Zavattini, Cesare: La notte che ho dato uno schiaffo a Mussolini, Milano, Bompiani, 1976, 21,5 x 13,5 cm. Brossura editoriale; pp. 190, (2). Dedica autografa firmata e datata (1977) di Cesare Zavattini a Laura Mazza, segretaria personale di Arnaldo Mondadori: Cara Laura, grazie dell’accoglienza, dell’affettuosa “accusa” e arrivederci fra non sette anni… Due lievissime e piccole macchioline al retro di copertina. Edizione originale.
(…) A questo punto prendo un po’ di fiato e mi domando una volta di più che cosa voglio italiani, sgarrettarvi? sfiancarvi? abbacchiarvi? ambisco anzi che siate in stato di erezione dalla nascita alla morte con una fusione di scopate e di pensate da non sapere se scopi o se pensi tanto è lo stesso, auspico che un giorno sarà lo stesso. Cose superbe ci sono da fare purché non secondo il solito parvente fare (…) Zavattini da La notte che ho dato uno schiaffo a Mussolini.
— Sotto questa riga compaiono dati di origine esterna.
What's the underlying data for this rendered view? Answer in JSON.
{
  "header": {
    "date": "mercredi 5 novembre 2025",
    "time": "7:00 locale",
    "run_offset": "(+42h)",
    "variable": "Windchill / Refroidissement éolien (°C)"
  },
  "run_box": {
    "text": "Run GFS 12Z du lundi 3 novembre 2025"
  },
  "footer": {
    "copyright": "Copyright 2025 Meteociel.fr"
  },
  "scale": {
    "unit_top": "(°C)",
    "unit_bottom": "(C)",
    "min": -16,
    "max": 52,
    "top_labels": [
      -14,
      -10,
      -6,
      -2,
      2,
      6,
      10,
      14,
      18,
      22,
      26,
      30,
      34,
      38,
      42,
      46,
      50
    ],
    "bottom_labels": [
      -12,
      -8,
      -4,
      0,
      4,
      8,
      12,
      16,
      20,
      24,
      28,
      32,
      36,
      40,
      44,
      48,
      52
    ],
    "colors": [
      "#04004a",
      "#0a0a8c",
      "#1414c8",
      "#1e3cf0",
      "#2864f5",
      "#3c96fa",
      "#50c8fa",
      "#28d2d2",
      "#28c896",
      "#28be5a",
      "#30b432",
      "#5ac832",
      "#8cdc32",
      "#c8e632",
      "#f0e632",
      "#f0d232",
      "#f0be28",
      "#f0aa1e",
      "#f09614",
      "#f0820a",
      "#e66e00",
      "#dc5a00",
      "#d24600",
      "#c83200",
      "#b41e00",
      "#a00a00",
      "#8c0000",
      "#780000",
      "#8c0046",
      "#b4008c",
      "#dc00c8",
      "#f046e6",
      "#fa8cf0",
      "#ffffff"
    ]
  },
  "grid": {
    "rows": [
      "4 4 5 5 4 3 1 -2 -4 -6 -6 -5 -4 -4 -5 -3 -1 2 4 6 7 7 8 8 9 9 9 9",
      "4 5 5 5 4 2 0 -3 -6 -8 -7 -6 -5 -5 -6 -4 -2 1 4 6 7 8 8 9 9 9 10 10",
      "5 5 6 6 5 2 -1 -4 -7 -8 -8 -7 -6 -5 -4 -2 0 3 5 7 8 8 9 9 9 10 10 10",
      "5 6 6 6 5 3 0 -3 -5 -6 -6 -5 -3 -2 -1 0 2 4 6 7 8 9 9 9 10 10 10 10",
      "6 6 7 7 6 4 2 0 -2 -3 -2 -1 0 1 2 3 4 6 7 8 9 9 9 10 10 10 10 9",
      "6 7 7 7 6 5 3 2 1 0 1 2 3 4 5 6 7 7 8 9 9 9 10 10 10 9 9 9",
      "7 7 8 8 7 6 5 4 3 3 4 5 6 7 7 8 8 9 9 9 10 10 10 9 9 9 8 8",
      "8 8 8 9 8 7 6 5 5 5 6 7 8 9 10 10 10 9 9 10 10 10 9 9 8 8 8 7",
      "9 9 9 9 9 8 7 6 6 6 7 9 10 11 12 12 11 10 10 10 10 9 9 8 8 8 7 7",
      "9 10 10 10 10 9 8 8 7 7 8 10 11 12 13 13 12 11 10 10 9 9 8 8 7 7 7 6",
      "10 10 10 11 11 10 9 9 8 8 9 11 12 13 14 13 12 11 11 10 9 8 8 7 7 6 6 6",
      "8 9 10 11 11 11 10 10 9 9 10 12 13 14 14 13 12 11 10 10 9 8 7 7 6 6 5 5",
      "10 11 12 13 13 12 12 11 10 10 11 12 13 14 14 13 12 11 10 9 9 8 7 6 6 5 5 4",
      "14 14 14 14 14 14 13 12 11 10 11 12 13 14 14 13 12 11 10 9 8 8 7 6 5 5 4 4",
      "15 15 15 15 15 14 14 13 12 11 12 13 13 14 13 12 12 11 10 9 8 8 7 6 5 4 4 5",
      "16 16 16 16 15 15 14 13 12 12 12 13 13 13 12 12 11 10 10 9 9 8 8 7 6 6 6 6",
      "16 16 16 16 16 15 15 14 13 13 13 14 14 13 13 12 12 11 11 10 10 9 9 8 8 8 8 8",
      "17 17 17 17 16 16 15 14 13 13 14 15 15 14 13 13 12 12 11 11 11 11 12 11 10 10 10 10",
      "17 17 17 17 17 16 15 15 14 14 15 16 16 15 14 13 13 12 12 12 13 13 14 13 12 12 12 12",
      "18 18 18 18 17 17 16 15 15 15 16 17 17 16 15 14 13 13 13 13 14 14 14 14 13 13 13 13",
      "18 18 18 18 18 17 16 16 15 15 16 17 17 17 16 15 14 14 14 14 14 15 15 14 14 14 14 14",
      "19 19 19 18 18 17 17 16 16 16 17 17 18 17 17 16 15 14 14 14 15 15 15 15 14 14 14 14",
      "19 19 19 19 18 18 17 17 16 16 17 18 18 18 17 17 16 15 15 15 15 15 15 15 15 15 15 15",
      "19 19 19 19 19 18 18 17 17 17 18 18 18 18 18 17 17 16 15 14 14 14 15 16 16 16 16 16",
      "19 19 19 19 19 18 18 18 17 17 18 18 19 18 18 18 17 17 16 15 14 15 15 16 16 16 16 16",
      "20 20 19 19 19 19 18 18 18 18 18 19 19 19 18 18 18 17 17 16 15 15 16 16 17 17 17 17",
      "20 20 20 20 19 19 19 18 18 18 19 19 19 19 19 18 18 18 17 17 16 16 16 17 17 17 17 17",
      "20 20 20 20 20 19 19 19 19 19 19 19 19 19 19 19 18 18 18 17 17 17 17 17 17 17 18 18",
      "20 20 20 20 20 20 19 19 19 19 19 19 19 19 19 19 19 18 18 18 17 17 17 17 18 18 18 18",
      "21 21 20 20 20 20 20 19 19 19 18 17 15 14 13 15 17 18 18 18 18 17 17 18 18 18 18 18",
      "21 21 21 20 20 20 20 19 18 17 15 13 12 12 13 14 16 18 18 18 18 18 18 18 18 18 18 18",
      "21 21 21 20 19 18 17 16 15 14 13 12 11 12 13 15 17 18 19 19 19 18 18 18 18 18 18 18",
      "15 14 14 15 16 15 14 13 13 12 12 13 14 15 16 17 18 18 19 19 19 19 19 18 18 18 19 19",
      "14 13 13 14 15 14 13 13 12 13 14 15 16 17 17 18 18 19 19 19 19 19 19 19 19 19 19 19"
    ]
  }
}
Il libro fu definito da Zavattini stesso il vero e proprio seguito di “Non libro”. Il primo titolo pensato dall’autore era Quella notte che ho dato uno schiaffo a Mussolini e dopo piansi; fu mutato e ridotto perché non si pensasse ad un pentimento politico. La parte d’avvio del libro è un racconto fantastico-reale, dove torna il raccontare tradizionale dello scrittore, un raccontare che ti fa vivere i personaggi, le cose che li circondano, un modo di raccontare profondo nei significati e visivo, secondo Davide Lajolo. Tuttavia in questa struttura s’intersecano e si susseguono domande e risposte che s’intonano ad un saggio critico e a un tempo autocritico. Ed è qui che s’innesta la parte innovativa del libro; in questa seconda parte ecco che si sgranano i pensieri notturni e gli incubi, i pensieri lucidi dell’alba con quelli solari del mezzodì, ecco che Zavattini butta al macero virgole e punti, finisce e ricomincia un ragionamento. Il libro diventa secondo Piero Dallamano un vulcano che vuole essere una fredda lente di analisi conoscitiva e di autoanalisi liberatrice, dove i ragionamenti vengono fuori con veemenza magmatica, ordinati con titoletti sul bordo laterale da una numerazione che potrebbe figurare in un trattato di Wittgenstein. Il libro è assolutamente straordinario. Ancora, secondo Giovanni Raboni, Zavattini mette di fronte all’impossibilità di decidere fra narrazione e diario, fra invenzione e riflessione; la Notte è tutte queste cose insieme: è la spaventosa contraddizione della cultura e della crisi attuale che la cultura sta vivendo, scrive Raboni, che Zavattini ha ancora una volta magistralmente messo in scena uscendo dagli schemi imposti: (…) Non importa, qui, dirsi d’accordo o non d’accordo con quanto Zavattini sostiene. Quello che importa è riconoscere la forza di testimonianza, la passione, l’audacia con cui il vecchio scrittore ha condotto, in questo libro, una contestazione davvero radicale, davvero sanguinosa di una cultura che è anche la sua e di un “privilegio” senza il quale, penso, gli sarebbe stato difficile vivere.